Un Papa con quien ya se ha cruzado en el camino. «Estuvimos en el
mismo lugar durante dos años cerca de Buenos
Aires, en el edificio de filosofía y teología del Colegio Máximo de San Miguel.
Yo soy once años más joven que él, yo estaba en propedéutica de filosofía y él
estaba terminando sus estudios y enseñaba teología. Su nombre, Jorge Mario
Bergoglio, ya resonaba en los pasillos de la Facultad», recuerda. El Padre Pedro no duda en llevar
su críticas a la Iglesia. «La institución debe siempre renovarse para
poder hablarle a la gente. Es por eso que la Iglesia se muere. Lo digo por amor
a ella y al Evangelio. Felizmente, el Papa quiere hoy limpiar esta institución,
pero cambiar todas esas mentalidades no es fácil. La Iglesia debe ser siempre joven, porque
Dios no puede ser viejo», no duda en proclamar. Sin embargo, el religioso
lazarista no es crédulo. »Fuera de la Iglesia nunca podría haber hecho esto. Un
partido político me hubiera impedido hacer lo que hice».
El Padre Pedro lo sabe, el mundo no cambiará, la pobreza no desaparecerá.
«Seguiré empujando mi roca como Sísifo, ¡pero no puedo callarme!» Nuestros
largos años de actividad nos han dado el derecho, a mí como a todos mis
hermanos misioneros, de alzar nuestro murmullo para decirles las cosas más simples.
No tengo ninguna varita mágica, solamente he vivido entre los pobres. Juntos
nos hemos sublevado contra esta fatalidad, lo que me permite decirle a mis
hermanos: ¡Sí, se puede!». En el enojo del padre Pedro aflora una pizca de incomprensión:
¿por qué los hombres no sacrifican su vida para dársela a quienes más la
necesitan? La cosa le parece tan evidente, este sacrificio en su caso se acompaña de una felicidad tal que
su incomprensión resuena como un reproche, incluso como una condena severa
hacia los países del Norte que permanecen sordos a la miseria de aquellos del
Sur. «La gente habla pero no actúa, éste el drama de lo políticamente
correcto», se subleva.
Paradoja de cualquier figura (demasiado) ejemplar, el Padre Pedro
puede dar la impresión de vivir una lucha y una fe fuera del alcance del común
de los mortales.

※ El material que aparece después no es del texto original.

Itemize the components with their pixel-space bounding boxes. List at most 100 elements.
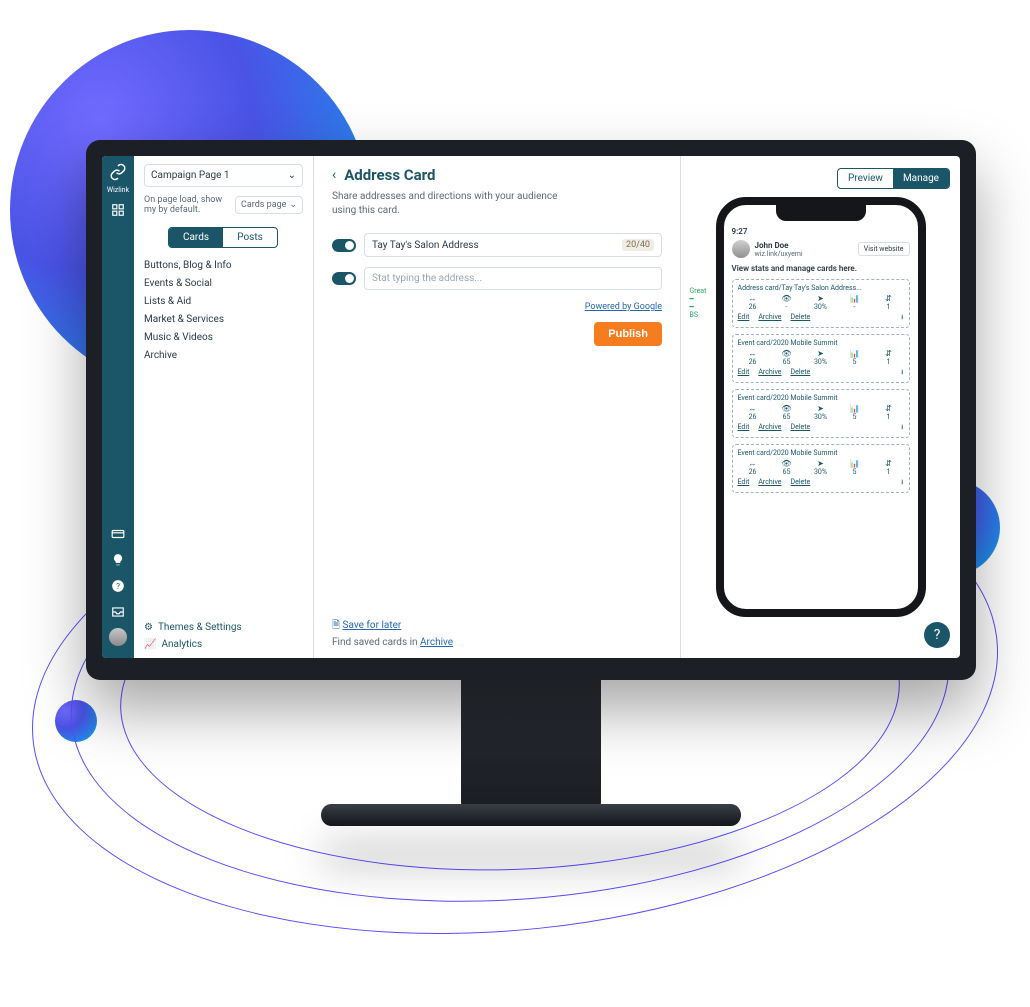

Esta incomprensión que surge de su ejemplaridad se expresa en
la dureza de su rostro. Pero cuando, de repente, el enojo de su sublevación se
calma, dice evocando el recuerdo de sus padres:
“La
bondad, hermano mío, salvará al mundo”, no solamente la bella imagen de este
desierto de esperanza que es Akamasoa y que sin él, no existiría.